Rolling (moving) window calculations are useful for analyzing trends:

```python
# 7-day rolling average of sales
rolling_7day = df_indexed['Revenue'].rolling(window=7).mean()

rolling_7day.head(10)

# 30-day rolling sum and standard deviation
rolling_30day = df_indexed['Revenue'].rolling(window=30).agg(['sum', 'std'])

rolling_30day.head()
```

### Grouping by Custom Time Periods

You can create custom time periods for grouping:

```python
# Group by day of week
day_of_week_sales = df.groupby(df['Date'].dt.day_name())['Revenue'].mean()

day_of_week_sales

# Group by week of year
week_of_year_sales = df.groupby(df['Date'].dt.isocalendar().week)['Revenue'].sum()

week_of_year_sales.head()
```

### Combining Time Grouping with Other Columns

You can combine time-based grouping with other categorical columns:

```python
# Monthly sales by product
monthly_product_sales = df.groupby([df['Date'].dt.to_period('M'), 'Product'])['Revenue'].sum().unstack()

monthly_product_sales.head()

# Quarterly sales by region
quarterly_region_sales = df.groupby([df['Date'].dt.to_period('Q'), 'Region'])['Revenue'].sum().unstack()

quarterly_region_sales
```

### 6. Year-over-Year Comparison

For year-over-year analysis:

```python
# Calculate year and month
df['Year'] = df['Date'].dt.year
df['Month'] = df['Date'].dt.month

# Year-over-year monthly comparison
yoy_comparison = df.groupby(['Month', 'Year'])['Revenue'].sum().unstack()

yoy_comparison
```

### 7. Cumulative Calculations

Cumulative calculations can show running totals over time:

```python
# Cumulative yearly revenue
cumulative_revenue = df.groupby(df['Date'].dt.to_period('Y'))['Revenue'].cumsum()

cumulative_revenue.head(10)
```

These techniques provide powerful ways to analyze time series data, allowing you to uncover trends, patterns, and seasonality in your sales data.
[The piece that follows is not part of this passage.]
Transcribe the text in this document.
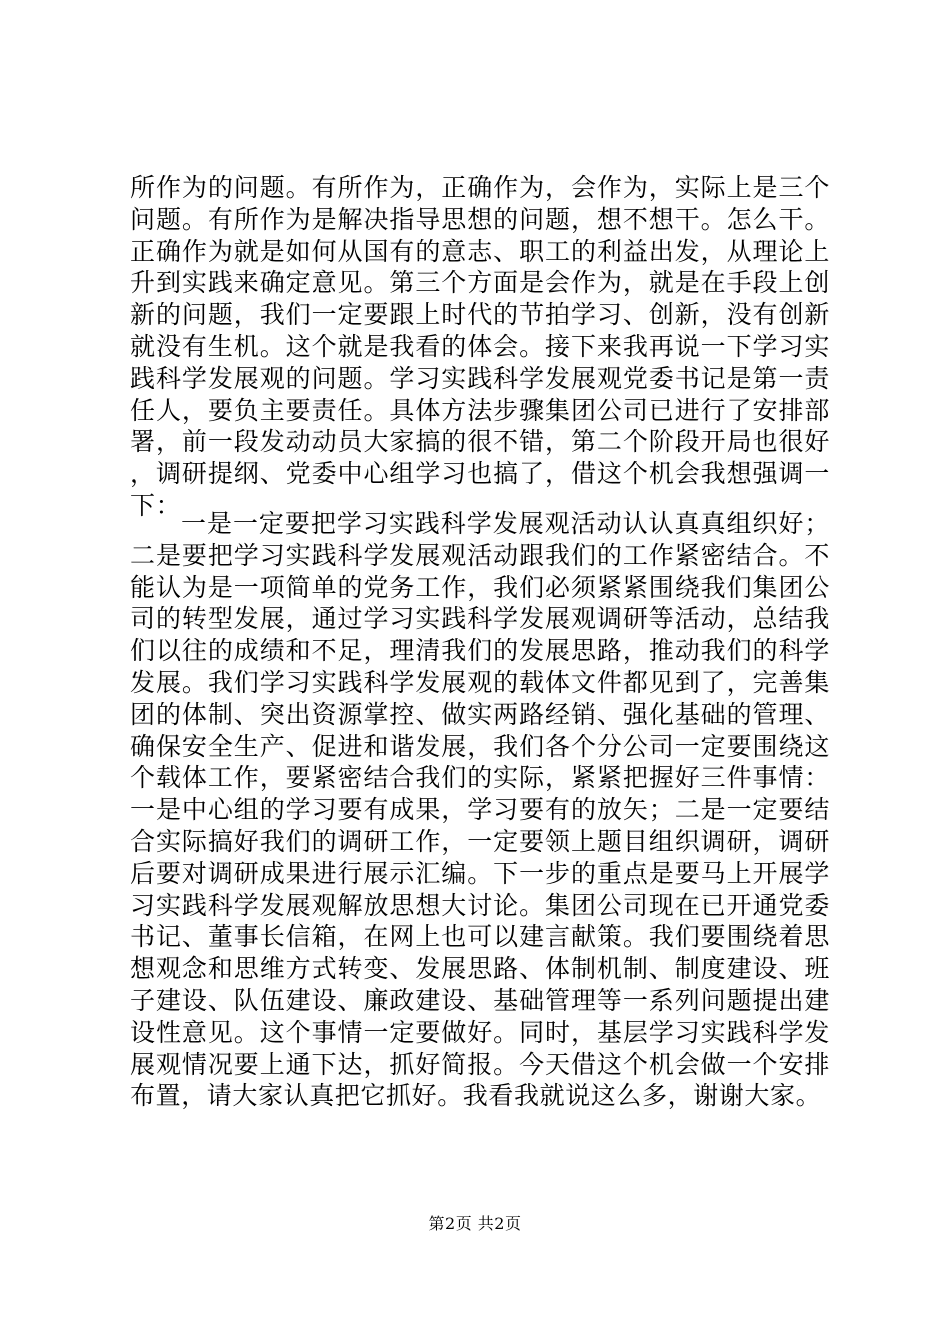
所作为的问题。有所作为，正确作为，会作为，实际上是三个问题。有所作为是解决指导思想的问题，想不想干。怎么干。正确作为就是如何从国有的意志、职工的利益出发，从理论上升到实践来确定意见。第三个方面是会作为，就是在手段上创新的问题，我们一定要跟上时代的节拍学习、创新，没有创新就没有生机。这个就是我看的体会。接下来我再说一下学习实践科学发展观的问题。学习实践科学发展观党委书记是第一责任人，要负主要责任。具体方法步骤集团公司已进行了安排部署，前一段发动动员大家搞的很不错，第二个阶段开局也很好，调研提纲、党委中心组学习也搞了，借这个机会我想强调一下：

一是一定要把学习实践科学发展观活动认认真真组织好；二是要把学习实践科学发展观活动跟我们的工作紧密结合。不能认为是一项简单的党务工作，我们必须紧紧围绕我们集团公司的转型发展，通过学习实践科学发展观调研等活动，总结我们以往的成绩和不足，理清我们的发展思路，推动我们的科学发展。我们学习实践科学发展观的载体文件都见到了，完善集团的体制、突出资源掌控、做实两路经销、强化基础的管理、确保安全生产、促进和谐发展，我们各个分公司一定要围绕这个载体工作，要紧密结合我们的实际，紧紧把握好三件事情：一是中心组的学习要有成果，学习要有的放矢；二是一定要结合实际搞好我们的调研工作，一定要领上题目组织调研，调研后要对调研成果进行展示汇编。下一步的重点是要马上开展学习实践科学发展观解放思想大讨论。集团公司现在已开通党委书记、董事长信箱，在网上也可以建言献策。我们要围绕着思想观念和思维方式转变、发展思路、体制机制、制度建设、班子建设、队伍建设、廉政建设、基础管理等一系列问题提出建设性意见。这个事情一定要做好。同时，基层学习实践科学发展观情况要上通下达，抓好简报。今天借这个机会做一个安排布置，请大家认真把它抓好。我看我就说这么多，谢谢大家。

第2页 共2页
By combining these time-based grouping and aggregation methods with other Pandas functions, you can perform sophisticated time series analysis to gain valuable insights into your data's temporal aspects.

Remember to choose the appropriate time granularity for your analysis based on the nature of your data and the insights you're seeking. Daily, weekly, monthly, or quarterly analyses can each provide different perspectives on your time series data.